Trois décennies après que le Somaliland s’est séparé de la Somalie pour la première fois, l’État-nation autoproclamé a organisé avec succès cette année des élections démocratiques et a attiré des investissements exceptionnels de la part de DP World de Dubaï dans le port de Berbera.

Les responsables du Somaliland espèrent que tout cela signifie qu’il se rapproche de son objectif de reconnaissance internationale, sans lequel il aura du mal à obtenir un financement multilatéral indispensable pour stimuler son économie de 3,5 milliards de dollars, soutenue par les envois de fonds et le bétail de chameaux.

« Cela peut ressembler à un miracle qu’en 2021, il y ait un État sans reconnaissance qui, en même temps, fonctionne correctement comme s’il s’agissait d’un État reconnu », a déclaré Saad Ali Shire, ministre des Finances du Somaliland.

Ismail Ahmed, fondateur de la plate-forme mondiale d’envois de fonds Zepz qui investit 500 millions de dollars dans l’éducation, la santé et les infrastructures, a déclaré : « Il est assez regrettable que l’un des gouvernements les plus démocratiques d’Afrique, un pays qui a réussi à se reconstruire après une guerre , se voit refuser la reconnaissance.

Monument de l’Indépendance à Hargeisa : le Somaliland a apporté une paix et une stabilité relatives à ses 5,7 millions d’habitants, avec un parlement élu et ses propres passeports © André Khalil/FT

Mais craignant que cela n’encourage leurs propres régions agitées, certains acteurs régionaux répugnent à reconnaître le Somaliland. « Cela n’arrivera pas de sitôt », a déclaré un responsable d’un pays de la Corne de l’Afrique. Pourtant, le Royaume-Uni, les Émirats arabes unis, la Turquie et l’Éthiopie sont tous présents au Somaliland.

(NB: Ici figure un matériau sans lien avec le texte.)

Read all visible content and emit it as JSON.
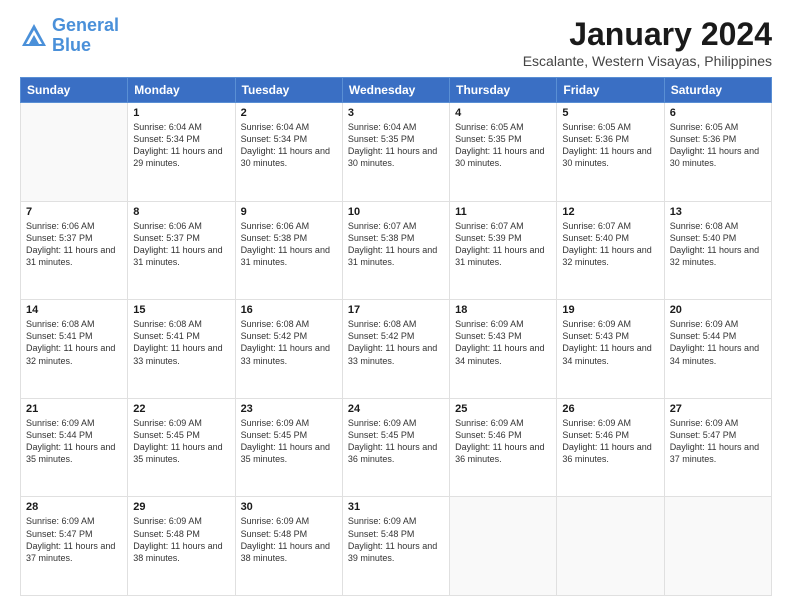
{
  "header": {
    "logo_line1": "General",
    "logo_line2": "Blue",
    "month_title": "January 2024",
    "location": "Escalante, Western Visayas, Philippines"
  },
  "weekdays": [
    "Sunday",
    "Monday",
    "Tuesday",
    "Wednesday",
    "Thursday",
    "Friday",
    "Saturday"
  ],
  "weeks": [
    [
      {
        "day": "",
        "sunrise": "",
        "sunset": "",
        "daylight": ""
      },
      {
        "day": "1",
        "sunrise": "Sunrise: 6:04 AM",
        "sunset": "Sunset: 5:34 PM",
        "daylight": "Daylight: 11 hours and 29 minutes."
      },
      {
        "day": "2",
        "sunrise": "Sunrise: 6:04 AM",
        "sunset": "Sunset: 5:34 PM",
        "daylight": "Daylight: 11 hours and 30 minutes."
      },
      {
        "day": "3",
        "sunrise": "Sunrise: 6:04 AM",
        "sunset": "Sunset: 5:35 PM",
        "daylight": "Daylight: 11 hours and 30 minutes."
      },
      {
        "day": "4",
        "sunrise": "Sunrise: 6:05 AM",
        "sunset": "Sunset: 5:35 PM",
        "daylight": "Daylight: 11 hours and 30 minutes."
      },
      {
        "day": "5",
        "sunrise": "Sunrise: 6:05 AM",
        "sunset": "Sunset: 5:36 PM",
        "daylight": "Daylight: 11 hours and 30 minutes."
      },
      {
        "day": "6",
        "sunrise": "Sunrise: 6:05 AM",
        "sunset": "Sunset: 5:36 PM",
        "daylight": "Daylight: 11 hours and 30 minutes."
      }
    ],
    [
      {
        "day": "7",
        "sunrise": "Sunrise: 6:06 AM",
        "sunset": "Sunset: 5:37 PM",
        "daylight": "Daylight: 11 hours and 31 minutes."
      },
      {
        "day": "8",
        "sunrise": "Sunrise: 6:06 AM",
        "sunset": "Sunset: 5:37 PM",
        "daylight": "Daylight: 11 hours and 31 minutes."
      },
      {
        "day": "9",
        "sunrise": "Sunrise: 6:06 AM",
        "sunset": "Sunset: 5:38 PM",
        "daylight": "Daylight: 11 hours and 31 minutes."
      },
      {
        "day": "10",
        "sunrise": "Sunrise: 6:07 AM",
        "sunset": "Sunset: 5:38 PM",
        "daylight": "Daylight: 11 hours and 31 minutes."
      },
      {
        "day": "11",
        "sunrise": "Sunrise: 6:07 AM",
        "sunset": "Sunset: 5:39 PM",
        "daylight": "Daylight: 11 hours and 31 minutes."
      },
      {
        "day": "12",
        "sunrise": "Sunrise: 6:07 AM",
        "sunset": "Sunset: 5:40 PM",
        "daylight": "Daylight: 11 hours and 32 minutes."
      },
      {
        "day": "13",
        "sunrise": "Sunrise: 6:08 AM",
        "sunset": "Sunset: 5:40 PM",
        "daylight": "Daylight: 11 hours and 32 minutes."
      }
    ],
    [
      {
        "day": "14",
        "sunrise": "Sunrise: 6:08 AM",
        "sunset": "Sunset: 5:41 PM",
        "daylight": "Daylight: 11 hours and 32 minutes."
      },
      {
        "day": "15",
        "sunrise": "Sunrise: 6:08 AM",
        "sunset": "Sunset: 5:41 PM",
        "daylight": "Daylight: 11 hours and 33 minutes."
      },
      {
        "day": "16",
        "sunrise": "Sunrise: 6:08 AM",
        "sunset": "Sunset: 5:42 PM",
        "daylight": "Daylight: 11 hours and 33 minutes."
      },
      {
        "day": "17",
        "sunrise": "Sunrise: 6:08 AM",
        "sunset": "Sunset: 5:42 PM",
        "daylight": "Daylight: 11 hours and 33 minutes."
      },
      {
        "day": "18",
        "sunrise": "Sunrise: 6:09 AM",
        "sunset": "Sunset: 5:43 PM",
        "daylight": "Daylight: 11 hours and 34 minutes."
      },
      {
        "day": "19",
        "sunrise": "Sunrise: 6:09 AM",
        "sunset": "Sunset: 5:43 PM",
        "daylight": "Daylight: 11 hours and 34 minutes."
      },
      {
        "day": "20",
        "sunrise": "Sunrise: 6:09 AM",
        "sunset": "Sunset: 5:44 PM",
        "daylight": "Daylight: 11 hours and 34 minutes."
      }
    ],
    [
      {
        "day": "21",
        "sunrise": "Sunrise: 6:09 AM",
        "sunset": "Sunset: 5:44 PM",
        "daylight": "Daylight: 11 hours and 35 minutes."
      },
      {
        "day": "22",
        "sunrise": "Sunrise: 6:09 AM",
        "sunset": "Sunset: 5:45 PM",
        "daylight": "Daylight: 11 hours and 35 minutes."
      },
      {
        "day": "23",
        "sunrise": "Sunrise: 6:09 AM",
        "sunset": "Sunset: 5:45 PM",
        "daylight": "Daylight: 11 hours and 35 minutes."
      },
      {
        "day": "24",
        "sunrise": "Sunrise: 6:09 AM",
        "sunset": "Sunset: 5:45 PM",
        "daylight": "Daylight: 11 hours and 36 minutes."
      },
      {
        "day": "25",
        "sunrise": "Sunrise: 6:09 AM",
        "sunset": "Sunset: 5:46 PM",
        "daylight": "Daylight: 11 hours and 36 minutes."
      },
      {
        "day": "26",
        "sunrise": "Sunrise: 6:09 AM",
        "sunset": "Sunset: 5:46 PM",
        "daylight": "Daylight: 11 hours and 36 minutes."
      },
      {
        "day": "27",
        "sunrise": "Sunrise: 6:09 AM",
        "sunset": "Sunset: 5:47 PM",
        "daylight": "Daylight: 11 hours and 37 minutes."
      }
    ],
    [
      {
        "day": "28",
        "sunrise": "Sunrise: 6:09 AM",
        "sunset": "Sunset: 5:47 PM",
        "daylight": "Daylight: 11 hours and 37 minutes."
      },
      {
        "day": "29",
        "sunrise": "Sunrise: 6:09 AM",
        "sunset": "Sunset: 5:48 PM",
        "daylight": "Daylight: 11 hours and 38 minutes."
      },
      {
        "day": "30",
        "sunrise": "Sunrise: 6:09 AM",
        "sunset": "Sunset: 5:48 PM",
        "daylight": "Daylight: 11 hours and 38 minutes."
      },
      {
        "day": "31",
        "sunrise": "Sunrise: 6:09 AM",
        "sunset": "Sunset: 5:48 PM",
        "daylight": "Daylight: 11 hours and 39 minutes."
      },
      {
        "day": "",
        "sunrise": "",
        "sunset": "",
        "daylight": ""
      },
      {
        "day": "",
        "sunrise": "",
        "sunset": "",
        "daylight": ""
      },
      {
        "day": "",
        "sunrise": "",
        "sunset": "",
        "daylight": ""
      }
    ]
  ]
}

Ce mois-ci, le Kenya a établi une délégation diplomatique, un an après Taïwan – une décision qui a provoqué la colère de la Chine.

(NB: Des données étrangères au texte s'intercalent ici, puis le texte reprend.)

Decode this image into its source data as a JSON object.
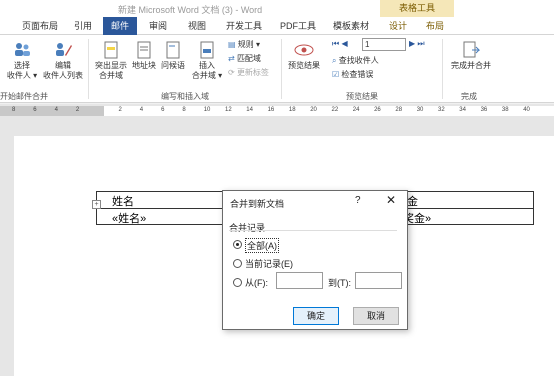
{
  "titlebar": {
    "title": "新建 Microsoft Word 文档 (3) - Word",
    "context_group": "表格工具"
  },
  "tabs": [
    "页面布局",
    "引用",
    "邮件",
    "审阅",
    "视图",
    "开发工具",
    "PDF工具",
    "模板素材",
    "设计",
    "布局"
  ],
  "active_tab": "邮件",
  "ribbon": {
    "start_merge": {
      "select_label": "选择",
      "select_sub": "收件人 ▾",
      "edit_label": "编辑",
      "edit_sub": "收件人列表",
      "group": "开始邮件合并"
    },
    "write_insert": {
      "highlight": "突出显示",
      "highlight_sub": "合并域",
      "address_block": "地址块",
      "greeting": "问候语",
      "insert": "插入",
      "insert_sub": "合并域 ▾",
      "rules": "规则 ▾",
      "match": "匹配域",
      "update": "更新标签",
      "group": "编写和插入域"
    },
    "preview": {
      "preview_label": "预览结果",
      "record": "1",
      "find": "查找收件人",
      "check": "检查错误",
      "group": "预览结果"
    },
    "finish": {
      "label": "完成并合并",
      "group": "完成"
    }
  },
  "ruler": {
    "ticks": [
      "8",
      "6",
      "4",
      "2",
      "",
      "2",
      "4",
      "6",
      "8",
      "10",
      "12",
      "14",
      "16",
      "18",
      "20",
      "22",
      "24",
      "26",
      "28",
      "30",
      "32",
      "34",
      "36",
      "38",
      "40"
    ]
  },
  "document": {
    "header_left": "姓名",
    "header_right": "金",
    "field_left": "«姓名»",
    "field_right": "奖金»"
  },
  "dialog": {
    "title": "合并到新文档",
    "help": "?",
    "close": "✕",
    "group": "合并记录",
    "opt_all": "全部(A)",
    "opt_current": "当前记录(E)",
    "opt_from": "从(F):",
    "to_label": "到(T):",
    "from_value": "",
    "to_value": "",
    "ok": "确定",
    "cancel": "取消"
  },
  "colors": {
    "accent": "#2b579a",
    "context": "#f5e7b8"
  }
}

L’ancien protectorat britannique du Somaliland est devenu indépendant le 26 juin 1960. Cinq jours plus tard, il s’est uni à l’ancienne colonie italienne de Somalie, pour se séparer en 1991 après la chute de Barre. Alors que la Somalie s’est effondrée dans la guerre civile et a été assiégée par les djihadistes d’al-Shabaab, le Somaliland a apporté une paix et une stabilité relatives à ses 5,7 millions d’habitants. Il a son propre parlement bicaméral élu — avec le Guurti d’anciens comme la Chambre des lords britannique — rédige sa propre armée, imprime sa propre monnaie et délivre ses propres passeports.

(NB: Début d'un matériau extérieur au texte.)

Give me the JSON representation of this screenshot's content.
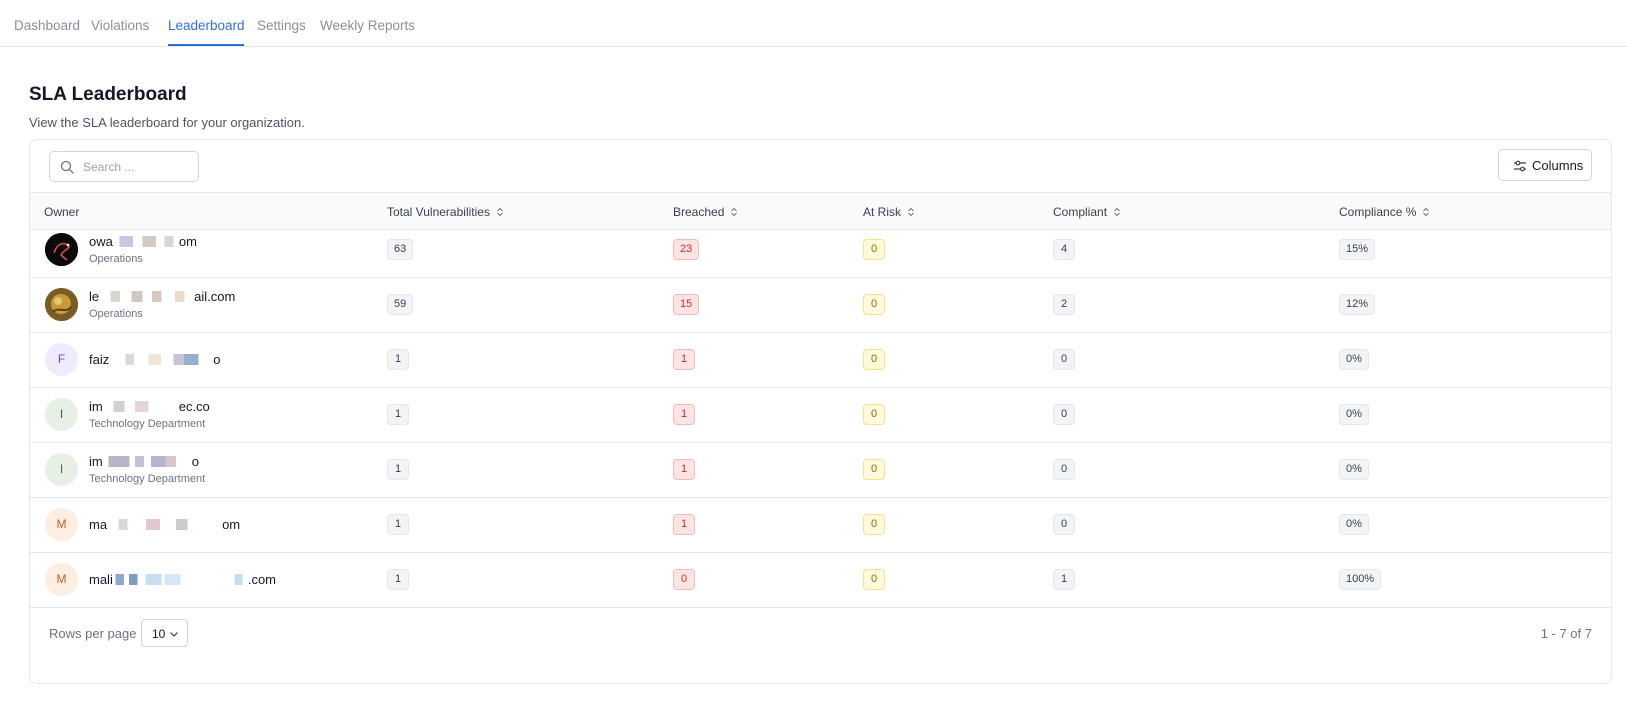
{
  "nav": {
    "tabs": [
      {
        "label": "Dashboard"
      },
      {
        "label": "Violations"
      },
      {
        "label": "Leaderboard"
      },
      {
        "label": "Settings"
      },
      {
        "label": "Weekly Reports"
      }
    ],
    "active_tab": "Leaderboard"
  },
  "page": {
    "title": "SLA Leaderboard",
    "subtitle": "View the SLA leaderboard for your organization."
  },
  "toolbar": {
    "search_placeholder": "Search ...",
    "columns_label": "Columns"
  },
  "table": {
    "headers": {
      "owner": "Owner",
      "total": "Total Vulnerabilities",
      "breached": "Breached",
      "at_risk": "At Risk",
      "compliant": "Compliant",
      "compliance_pct": "Compliance %"
    },
    "rows": [
      {
        "avatar": "",
        "name_start": "owa",
        "name_end": "om",
        "dept": "Operations",
        "total": "63",
        "breached": "23",
        "at_risk": "0",
        "compliant": "4",
        "pct": "15%"
      },
      {
        "avatar": "",
        "name_start": "le",
        "name_end": "ail.com",
        "dept": "Operations",
        "total": "59",
        "breached": "15",
        "at_risk": "0",
        "compliant": "2",
        "pct": "12%"
      },
      {
        "avatar": "F",
        "name_start": "faiz",
        "name_end": "o",
        "dept": "",
        "total": "1",
        "breached": "1",
        "at_risk": "0",
        "compliant": "0",
        "pct": "0%"
      },
      {
        "avatar": "I",
        "name_start": "im",
        "name_end": "ec.co",
        "dept": "Technology Department",
        "total": "1",
        "breached": "1",
        "at_risk": "0",
        "compliant": "0",
        "pct": "0%"
      },
      {
        "avatar": "I",
        "name_start": "im",
        "name_end": "o",
        "dept": "Technology Department",
        "total": "1",
        "breached": "1",
        "at_risk": "0",
        "compliant": "0",
        "pct": "0%"
      },
      {
        "avatar": "M",
        "name_start": "ma",
        "name_end": "om",
        "dept": "",
        "total": "1",
        "breached": "1",
        "at_risk": "0",
        "compliant": "0",
        "pct": "0%"
      },
      {
        "avatar": "M",
        "name_start": "mali",
        "name_end": ".com",
        "dept": "",
        "total": "1",
        "breached": "0",
        "at_risk": "0",
        "compliant": "1",
        "pct": "100%"
      }
    ]
  },
  "pagination": {
    "rows_per_page_label": "Rows per page",
    "rows_per_page_value": "10",
    "range_text": "1 - 7 of 7"
  },
  "colors": {
    "accent": "#2f6fd6",
    "breached_bg": "#fde4e4",
    "at_risk_bg": "#fefadb"
  }
}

« Nous essayons d’être un pays démocratique fonctionnel depuis 30 ans, mais il semble que pour attirer l’attention du monde, vous devez être un fauteur de troubles », a déclaré Ayan Mahamoud, ancien représentant du Somaliland au Royaume-Uni.

Le gouvernement de Mogadiscio combat al-Shabaab depuis des années, aidé par des milliards de dollars d’aide américaine. Le président somalien, Mohamed Abdullahi Mohamed, plus connu sous le nom de Farmaajo, est désormais en désaccord avec son Premier ministre avant les élections d’octobre. En avril, il a tenté de demander une prolongation de deux ans de son mandat, déclenchant des affrontements armés entre factions rivales.

Un mois plus tard, en revanche, le Somaliland a organisé des élections parlementaires pacifiques, les premières en 16 ans, au cours desquelles les deux partis d’opposition ont remporté la majorité des sièges.

« Où d’autre en Afrique quelqu’un de la minorité peut-il devenir la majorité ? Les gens du Somaliland comprennent profondément le vrai sens de la démocratie », a déclaré Barkhad Batuun, un homme politique de l’opposition qui, bien qu’appartenant à l’un des plus petits clans du pays, a reçu le plus de voix lors des élections de cette année. « J’espère que le monde reconnaîtra ce que nous avons fait. »

Ayan Mahamed, champion de kickboxing et informaticien : « Il y a une ligne très fine [between a liberal or more conservative Somaliland] et je sens que nous sommes à un point d’inflexion’ © André Khalil/FT

Avec une seule femme ministre, l’engagement du gouvernement en faveur des droits des femmes est remis en question par certains, surtout après qu’aucune des 13 femmes qui se sont présentées au parlement n’ait remporté de siège. « Quand on parle de démocratie, c’est une démocratie masculine, pas une démocratie féminine. Nous allons bien mais nous ne sommes pas là à 100 %, nous ne sommes pas démocrates à 100 % », a déclaré Suad Ibrahim, qui s’est présenté et a perdu.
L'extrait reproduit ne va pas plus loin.